A lack of understanding of the scriptures makes faithful Saints easy targets for the snares of Satan. An acquaintance of mine who has left the Church told me that the Bible could not be true because the rule of Rameses as Pharoah didn’t line up chronologically with the supposed time of Israelite captivity. What he didn’t seem to know is that the Exodus account doesn’t name the Pharoah at the time of the Exodus. The name Rameses was chosen for The Ten Commandments because you cannot have a nameless character as a lead role in a film. The Pharoah’s name was kept for the films The Prince of Egypt and Exodus: Gods and Kings (2014), but it is not mentioned in the scriptures as a person’s name. The word “Rameses” is used in Exodus 1:11, but in reference to a place, not a person: “they [the Israelites] built for Pharaoh treasure cities, Pithom and Raamses.” There is no consensus among Bible scholars when the Israelite captivity took place, who the Pharoah was at the time, or if the city Raamses mentioned in the Bible is the nineteenth dynastic capital city of Pi-Ramesses, or some other place. Perhaps if my friend had put more emphasis on what the scriptures actually say–rather than details interpolated upon the story by Hollywood–he would not have been so easily led astray.


What are some other dangers of such seemingly insignificant details being interpolated into the scriptures?
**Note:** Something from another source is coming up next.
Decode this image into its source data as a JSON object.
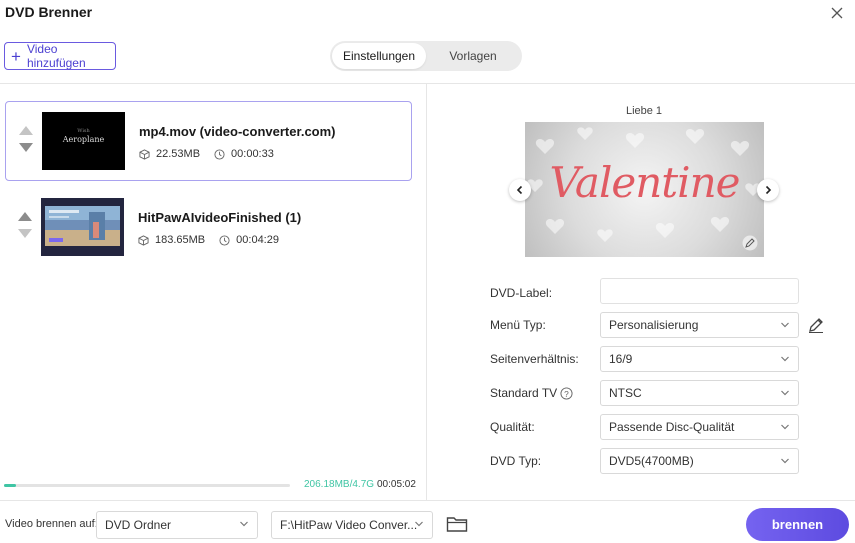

I have been told dismissively these details “don’t really matter.” To this I respond, if such details are unimportant, then they also don’t need to be included in gospel lessons.


In addition, if we do not read the scriptures critically, and allow small seemingly insignificant interpolations to creep in, then doctrinal points of deep spiritual significance will eventually make their way into our Sunday School lessons as well.  It is important that we immerse ourselves in the scriptures and ensure that our scriptural knowledge comes from the Word of God and not from outside sources.